PCA for Point Processes
Franck Picard, Vincent Rivoirard, Angelina Roche, Victor Panaretos
TL;DR
PCA for Point Processes develops a population-level, functional PCA framework for replicated point processes by embedding each realization as a random measure via its cumulative mass function. It establishes a Karhunen–Loève expansion for these measures and a Mercer representation for the covariance measure, introducing principal measures that govern latent dynamics. The approach yields explicit eigenstructure results for Poisson and Hawkes processes and provides a fully data-driven, smoothing-free estimator with parametric convergence rates, validated through simulations and diverse applications.
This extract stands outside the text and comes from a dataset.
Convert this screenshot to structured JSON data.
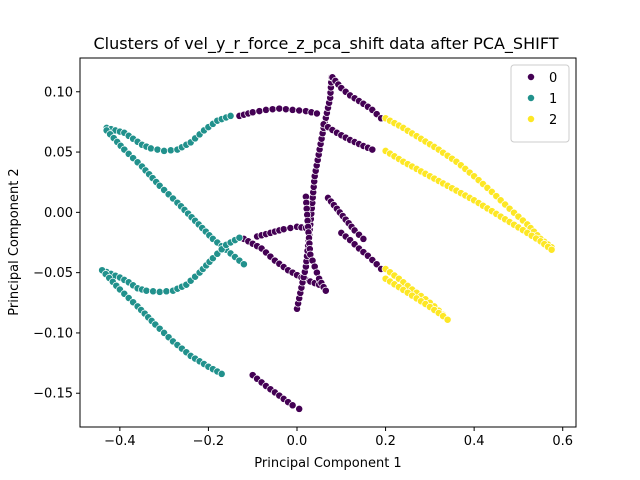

The methodology enables interpretable dimension reduction and visualization of variability in replicated point patterns, with broad applicability to seismology, single-cell epigenomics, and neuroscience, and is implemented in the R package pppca.
Abstract
We introduce a novel statistical framework for the analysis of replicated point processes that allows for the study of point pattern variability at a population level. By treating point process realizations as random measures, we adopt a functional analysis perspective and propose a form of functional Principal Component Analysis (fPCA) for point processes. The originality of our method is to base our analysis on the cumulative mass functions of the random measures which gives us a direct and interpretable analysis. Key theoretical contributions include establishing a Karhunen-Loève expansion for the random measures and a Mercer Theorem for covariance measures. We establish convergence in a strong sense, and introduce the concept of principal measures, which can be seen as latent processes governing the dynamics of the observed point patterns. We propose an easy-to-implement estimation strategy of eigenelements for which parametric rates are achieved. We fully characterize the solutions of our approach to Poisson and Hawkes processes and validate our methodology via simulations and diverse applications in seismology, single-cell biology and neurosiences, demonstrating its versatility and effectiveness. Our method is implemented in the pppca R-package.